McLaren may have considered almost every scenario up front. The joker in the strategy was that late sprinkling, coupled with Timo Glock's decision to brave the worsening conditions on dry tyres.

It's the type of wild card that can frustrate any front runner. Felipe Massa felt the sting of it in Germany where he was denied second place by Renault's Nelsinho Piquet adopting an off-the-wall single stop strategy. This time, crucially, it was Hamilton who was blindsided by a midfielder gambling on the unconventional.

With Glock seemingly out of reach ahead, Vettel's pass on Hamilton three laps from the finish should have sent the McLaren out of the window. It should have been the moment when 'on the edge' tipped into 'out of control'.

With apparently nothing to lose, it was surely only a matter of time before Hamilton reverted to type and tried a suicidal lunge up the inside of the Toro Rosso.

If McLaren's GPS tracking of the Toyota had indeed calculated that Hamilton would catch the struggling Glock on the last lap, and if he consciously suppressed the urge to attack Vettel in the faith that it was wiser to bide his time and wait for Glock, then his last-gasp pass must rate as one of the coolest and most calculating triumphs in the history of Formula One strategy. Not even Ross Brawn and Michael Schumacher were able to cut it so fine.

Felipe Massa in the post race press conference © XPB

Trundling around cautiously to an eventual fifth place might not have been how Hamilton (or any other hyper-competitive racer) would have wished to win his first championship. But - especially after 2007 - his name on the trophy is the only validation he needs that the Alain Prost-like approach was the correct decision at Interlagos.

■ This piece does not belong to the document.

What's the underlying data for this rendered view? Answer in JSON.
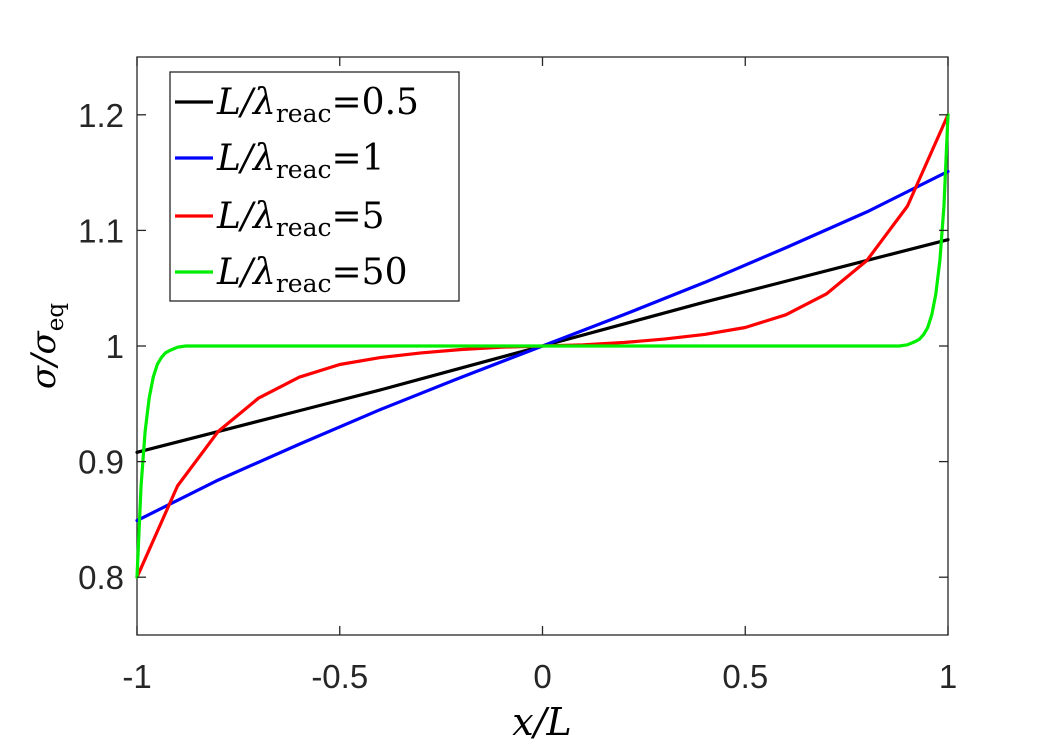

By contrast, Massa did finish the season the way that any champion would like to, with an emphatic home win from lights to flag. But that was his only consolation. It was the season's most cruel twist that, for a few seconds after taking the chequered flag, Massa thought that he had done enough for the title. His family, celebrating wildly in the Ferrari pits, certainly thought so.

When the truth dawned and the tears flowed, it was notable that Massa's first reaction over the radio was to thank the team. It was a selfless and gracious display of sportsmanship that continued through his podium acknowledgement of the fans into his "that's racing, and I'll learn from it" conclusion in the post-race press conference.

Kudos and commiserations won't fill Felipe Massa's trophy cabinet, but he won't be short of new fans in 2009.

Hamilton may have lifted the title, but both drivers came away with massive gains from the season-long battle. Massa entered 2008 as a mercurial outsider, deemed capable of dominating on favoured tracks but lacking the consistency to sustain a credible championship charge when the pressure mounted. If Brazil didn't complete the dispelling of that perceived shortcoming, then nothing will.

Hamilton, for his part, came into the season as the aggressive young gun, all Senna and no Prost. As recently as two races ago at Fuji, he was still displaying the impetuous streak that was his undoing in 2007. For him, too, Brazil proved to be a significant developmental step towards becoming a complete driver.

Both Hamilton and Massa will head into the 2009 campaign as better and stronger drivers, and they will need every ounce of it. If Fernando Alonso, Kimi Raikkonen, Robert Kubica, Sebastian Vettel and others have any say in the matter, Hamilton and Massa won't get things all their own way again next season.